A la boutique Demonia, à Paris, il existe un «coin de marque» dédié aux produits Je Joue. On passe devant le présentoir sans vraiment le voir. Les objets sont beaux, mais… n’a-t-on pas déjà vu ces formes mille fois déjà ? Miguel, le responsable de la boutique, doit fournir l’explication, faire prendre en main les jouets qu’il compare avec ceux des autres marques et qu’il met en marche : «Vous sentez ? Ca c’est un moteur normal et ça, c’est un moteur basses fréquences.» Les client.e.s d’abord sceptiques (parfois goguenards ou intimidés) s’étonnent : «Ah oui, tiens», «Ah mais oui». Miguel s’illumine : «Avec les basses fréquences, plus de problème d’abrasion ni d’engourdissement… Vous pouvez prendre votre temps, utiliser l’objet longtemps sans craindre d’avoir mal, ni d’être désensibilisé.
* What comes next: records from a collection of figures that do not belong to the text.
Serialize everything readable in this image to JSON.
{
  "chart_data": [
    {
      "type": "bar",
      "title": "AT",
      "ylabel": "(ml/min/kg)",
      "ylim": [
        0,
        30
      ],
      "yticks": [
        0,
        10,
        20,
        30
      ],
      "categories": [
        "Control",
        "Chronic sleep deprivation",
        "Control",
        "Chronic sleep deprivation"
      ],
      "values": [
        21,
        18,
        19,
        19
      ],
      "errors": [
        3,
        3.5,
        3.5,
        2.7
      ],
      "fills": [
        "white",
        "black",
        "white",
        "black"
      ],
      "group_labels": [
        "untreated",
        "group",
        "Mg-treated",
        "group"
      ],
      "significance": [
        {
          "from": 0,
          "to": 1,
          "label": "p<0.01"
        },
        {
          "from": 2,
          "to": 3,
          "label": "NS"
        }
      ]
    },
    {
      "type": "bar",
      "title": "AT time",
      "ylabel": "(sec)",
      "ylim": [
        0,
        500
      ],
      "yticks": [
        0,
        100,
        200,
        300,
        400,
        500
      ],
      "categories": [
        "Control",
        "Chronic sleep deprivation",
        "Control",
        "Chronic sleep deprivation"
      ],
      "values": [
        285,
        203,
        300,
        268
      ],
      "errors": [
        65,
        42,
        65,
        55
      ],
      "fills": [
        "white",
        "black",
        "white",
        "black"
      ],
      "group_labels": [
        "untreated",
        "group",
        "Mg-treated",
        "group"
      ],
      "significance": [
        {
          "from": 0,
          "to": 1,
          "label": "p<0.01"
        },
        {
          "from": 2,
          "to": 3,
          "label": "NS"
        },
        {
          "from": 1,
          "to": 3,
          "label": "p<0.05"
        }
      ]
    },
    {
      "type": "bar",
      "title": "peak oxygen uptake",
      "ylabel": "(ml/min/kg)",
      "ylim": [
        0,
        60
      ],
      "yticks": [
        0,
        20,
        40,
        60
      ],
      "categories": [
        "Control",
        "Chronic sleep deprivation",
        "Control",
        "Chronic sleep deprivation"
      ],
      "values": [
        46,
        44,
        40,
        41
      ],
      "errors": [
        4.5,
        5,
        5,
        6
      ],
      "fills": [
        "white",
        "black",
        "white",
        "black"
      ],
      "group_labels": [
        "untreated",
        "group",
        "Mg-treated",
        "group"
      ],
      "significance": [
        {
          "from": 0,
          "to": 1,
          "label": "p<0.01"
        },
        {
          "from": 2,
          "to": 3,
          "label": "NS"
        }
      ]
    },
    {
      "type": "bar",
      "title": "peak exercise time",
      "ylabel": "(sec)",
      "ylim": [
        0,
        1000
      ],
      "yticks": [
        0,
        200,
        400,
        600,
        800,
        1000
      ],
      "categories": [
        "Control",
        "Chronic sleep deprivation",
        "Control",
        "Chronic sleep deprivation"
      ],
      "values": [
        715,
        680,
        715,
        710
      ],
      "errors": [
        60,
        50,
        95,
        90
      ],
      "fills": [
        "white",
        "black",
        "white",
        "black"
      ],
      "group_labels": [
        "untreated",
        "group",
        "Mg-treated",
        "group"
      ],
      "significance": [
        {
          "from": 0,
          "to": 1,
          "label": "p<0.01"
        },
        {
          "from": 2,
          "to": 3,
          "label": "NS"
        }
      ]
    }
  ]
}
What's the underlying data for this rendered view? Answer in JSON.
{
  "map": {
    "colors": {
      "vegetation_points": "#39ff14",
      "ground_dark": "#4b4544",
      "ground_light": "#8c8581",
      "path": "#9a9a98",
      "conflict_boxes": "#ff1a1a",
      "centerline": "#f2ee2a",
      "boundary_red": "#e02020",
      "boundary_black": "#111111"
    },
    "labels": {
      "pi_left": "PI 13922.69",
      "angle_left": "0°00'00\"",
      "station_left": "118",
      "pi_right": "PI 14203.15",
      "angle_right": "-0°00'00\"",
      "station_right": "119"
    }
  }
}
Le problème, ces derniers temps, c’est qu’il y avait la course au RPM, le “nombre de tours par minutes”. Chaque firme de sextoy en rajoutait dans la puissance. 5000 tours par minute, 10 000 tours par minute… Les sextoys ressemblaient à des mixers.»
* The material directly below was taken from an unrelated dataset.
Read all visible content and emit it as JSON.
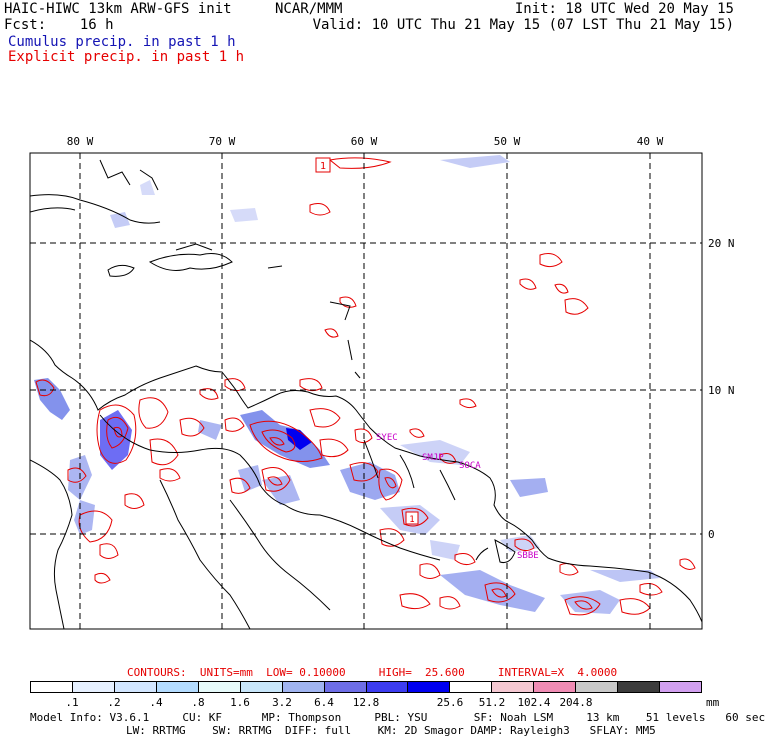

Orifices en charpie, clitos broyés
Miguel en brandit plusieurs qu’il fait tester. Il y en a, dans la catégorie vibro, qui ressemblent à des fraiseuses. Ils sont si puissants qu’ils abrasent la peau. La friction vous arrache un cri. «Ca tourne si vite que ça devient presque insupportable, n’est-ce pas ?». Miguel s’anime, va chercher des godes vibrants qu’il branche à fond : «Et là, vous sentez ?». De fait, le gode vibre si fort qu’on a l’impression de tenir un marteau-pilon. Des doigts jusqu’au coude, on se sent d’abord pulvérisé, puis rapidement… tétanisé. Voilà donc les derniers-nés des sextoys conçus pour procurer un “orgasme en une minute” ? Terrifiant d’imaginer ce que ces jouets surpuissants peuvent faire dans vos orifices. «J’ai des clientes qui s’abiment le clitoris à force d’utiliser des vibromasseurs classiques, explique Miguel. Elles reviennent sans cesse pour m’acheter des vibros plus puissants, en disant qu’elles “sentent moins”. Les terminaisons nerveuses en prennent un coup. Ca les désensibilise, à force.»
Eloge du «sexe lent»
Fatigué de cette course aux turbo-vibros et aux orgasmes version Mach3, Miguel s’est transformé en défenseur du slow-sex. «A quoi ça sert de jouir toujours plus vite ?», demande-t-il. L’argument porte. Après tout, oui, on n’est pas pressé. «L’intérêt des basses fréquences, ajoute-t-il, c’est qu’elles font vibrer plus doucement le corps, mais surtout plus loin. Le clitoris, par exemple : il mesure environ 10 centimètres. Pourquoi se concentrer uniquement sur la partie émergée ? Quand on va plus en profondeur, on sollicite des nerfs qui sont généralement ignorés. Dans le fond du vagin, c’est vrai que les femmes ont souvent l’impression qu’il n’y a rien… parce qu’elles ne sont jamais aller chercher par là-bas.»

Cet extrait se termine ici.